Tool Use
The ability of an AI model to call external functions — like searching the web, running code, or querying a database — during a conversation.
January 15, 2026
Why Tool Use Matters
On their own, LLMs are text-in, text-out systems. They cannot browse the internet, run calculations precisely, read a file, or send an email. They are extraordinarily good at language and reasoning — but they have no hands.
Tool use (also called function calling) gives them hands.
How It Works
- You define a set of tools — functions the model is allowed to call — by describing them in plain language and specifying their parameters.

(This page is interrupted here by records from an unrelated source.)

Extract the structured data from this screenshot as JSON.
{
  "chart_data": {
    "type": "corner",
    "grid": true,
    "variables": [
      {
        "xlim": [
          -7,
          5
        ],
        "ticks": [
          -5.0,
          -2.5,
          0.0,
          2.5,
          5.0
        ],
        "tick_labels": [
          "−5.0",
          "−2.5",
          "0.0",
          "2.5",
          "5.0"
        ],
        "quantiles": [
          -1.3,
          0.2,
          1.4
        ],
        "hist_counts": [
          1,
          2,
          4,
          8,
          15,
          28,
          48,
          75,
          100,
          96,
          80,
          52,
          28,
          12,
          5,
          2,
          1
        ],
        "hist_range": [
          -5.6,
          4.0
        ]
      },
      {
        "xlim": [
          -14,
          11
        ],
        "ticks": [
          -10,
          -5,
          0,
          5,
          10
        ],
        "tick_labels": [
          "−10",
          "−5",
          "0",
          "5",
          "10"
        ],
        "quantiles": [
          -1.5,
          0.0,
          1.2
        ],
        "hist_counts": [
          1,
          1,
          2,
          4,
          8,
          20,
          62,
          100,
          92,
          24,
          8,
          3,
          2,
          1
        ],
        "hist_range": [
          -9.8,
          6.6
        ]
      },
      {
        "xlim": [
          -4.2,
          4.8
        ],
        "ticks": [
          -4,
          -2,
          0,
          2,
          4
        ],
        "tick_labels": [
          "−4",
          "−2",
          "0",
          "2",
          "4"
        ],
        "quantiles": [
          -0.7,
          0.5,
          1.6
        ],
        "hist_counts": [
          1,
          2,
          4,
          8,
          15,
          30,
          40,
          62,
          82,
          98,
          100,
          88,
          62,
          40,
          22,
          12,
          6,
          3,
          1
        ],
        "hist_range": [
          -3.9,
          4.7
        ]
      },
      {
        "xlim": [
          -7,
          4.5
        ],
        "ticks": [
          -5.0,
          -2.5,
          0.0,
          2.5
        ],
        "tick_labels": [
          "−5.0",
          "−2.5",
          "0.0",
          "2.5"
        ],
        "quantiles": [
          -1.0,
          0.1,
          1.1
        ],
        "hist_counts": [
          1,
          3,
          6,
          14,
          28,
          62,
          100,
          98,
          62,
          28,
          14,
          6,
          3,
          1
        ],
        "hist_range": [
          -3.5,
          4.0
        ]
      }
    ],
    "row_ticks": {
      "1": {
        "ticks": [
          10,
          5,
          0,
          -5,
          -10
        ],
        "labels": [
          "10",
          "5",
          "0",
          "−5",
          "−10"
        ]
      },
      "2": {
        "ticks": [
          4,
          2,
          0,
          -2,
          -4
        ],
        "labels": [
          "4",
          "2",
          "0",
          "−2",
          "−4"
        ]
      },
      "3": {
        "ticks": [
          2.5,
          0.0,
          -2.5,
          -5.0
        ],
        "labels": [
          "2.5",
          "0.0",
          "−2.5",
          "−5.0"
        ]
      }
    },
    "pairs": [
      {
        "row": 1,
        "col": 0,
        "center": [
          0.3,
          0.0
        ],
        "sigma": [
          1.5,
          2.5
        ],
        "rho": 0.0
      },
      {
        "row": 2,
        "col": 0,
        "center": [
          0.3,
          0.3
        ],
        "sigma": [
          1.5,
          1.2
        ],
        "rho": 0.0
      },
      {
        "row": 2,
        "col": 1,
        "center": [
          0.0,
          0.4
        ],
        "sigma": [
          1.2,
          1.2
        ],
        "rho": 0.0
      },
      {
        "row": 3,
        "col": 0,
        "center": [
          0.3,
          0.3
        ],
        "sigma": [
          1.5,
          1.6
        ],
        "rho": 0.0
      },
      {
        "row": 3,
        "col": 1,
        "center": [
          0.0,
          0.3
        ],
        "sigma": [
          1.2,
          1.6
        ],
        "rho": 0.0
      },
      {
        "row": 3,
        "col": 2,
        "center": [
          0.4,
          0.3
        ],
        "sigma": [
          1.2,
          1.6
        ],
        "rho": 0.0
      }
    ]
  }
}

- When the model decides it needs to use a tool, it outputs a structured request instead of a direct answer: "call
search_webwith query = 'latest AI news'". - Your application executes the actual function and feeds the result back to the model.
- The model incorporates the result and continues its response — or decides to call another tool.
The model never executes code directly. It requests; your system executes.
Common Tools in the Wild
- Web search — retrieve up-to-date information
- Code interpreter — run Python, do math, process data
- Database queries — look up customer records, product inventory
- Calendar and email — schedule meetings, send messages
- File read/write — read a document, save outputs
Tool Use is the Bridge to Agency
A model with tool use can accomplish multi-step tasks in the real world. This is why tool use is the foundational capability that separates a basic chatbot from a true AI agent. More tools means more real-world reach — and more responsibility for the developer to define what the model is allowed to touch.